Seulement voilà. Rien ne vient
apaiser cette rage d’exister, ni cet insurmontable sentiment d’inaptitude au
monde, qui nous laisse coi devant lui, non pas indifférent mais par avance las
de devoir en constater les mouvements, l’agitation, l’ineptie profonde. « L’inconvénient
des événements, c’est qu’on est censé y réagir », et cet inconvénient taraude l’existence jusque dans les pires
moments ; y compris quand le père disparaît, étrangement il est vrai –
quitte, plus tard, à aller s’enquérir de sa curieuse généalogie.
Mais la vie sépare ceux qui
s’aiment, n’est-ce pas, et le groupe de
copains autour de Ratel va se disloquer, comme se disloquent toujours les
amitiés nourries trop tôt à un trop grand fantasme de liberté. L’existence de
Benjamin Ratel n’est plus qu’une longue errance dans les bas-fonds – ceux du
monde, et les siens propres. Errance qui le conduira finalement à Berlin, où
s’échouent presque mécaniquement les jeunes occidentaux en manque de frissons,
et où il « développera pleinement un aspect latent de sa
personnalité : la compulsion ».
Avant de se prendre pour Richard Durn, et que la vie ne reprenne son cours - peut-être.

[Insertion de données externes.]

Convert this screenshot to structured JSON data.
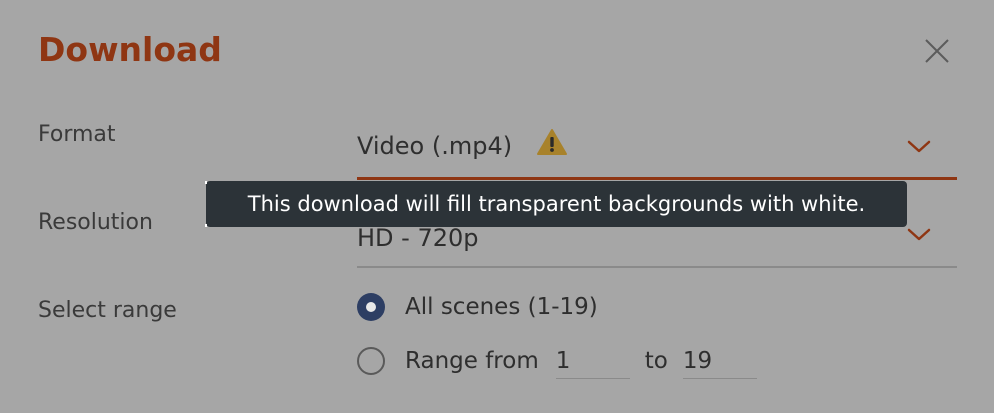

David Rochefort est pleinement dans son récit. C’est là sa force : son déroulement y est impitoyable, et viscéral. On se prend de sympathie pour ce personnage errant, malmené, violent, inaccessible à lui-même, même s’il faut pour cela esquiver ses travers, ses emportements infantiles, la relative misanthropie vers laquelle le pousse sa mélancolie. A travailler sans cesse cette matière molle du désoeuvrement occidental, La paresse et l’oubli (très beau titre) est donc un roman qui s’inscrit en plein dans la contemporanéité : c’est son intérêt, et sa limite aussi. Car si le récit est porté par un souffle de colère incandescente, le même souffle conduit parfois l’auteur à sortir du roman proprement dit, et à se laisser aller à des digressions, très référencées, où il semble surtout s’agir de faire passer un message ; or, à cela, la trame et l’énergie interne du roman suffisaient amplement. D’autant que, même si je lui reprocherai d’être parfois un peu mécanique, de négliger un peu trop l’espace ou le silence, le style est toujours entraînant, maîtrisé, soucieux du rebond, assis sur un incontestable sens de la formule. J’aurais aimé, donc, que David Rochefort creuse davantage les sillons poétiques dont il esquisse ici ou là le tracé : c’est dans cette matière, j’en suis certain, qu’il pourra, demain, laisser éclater un talent qu’il a d’évidence.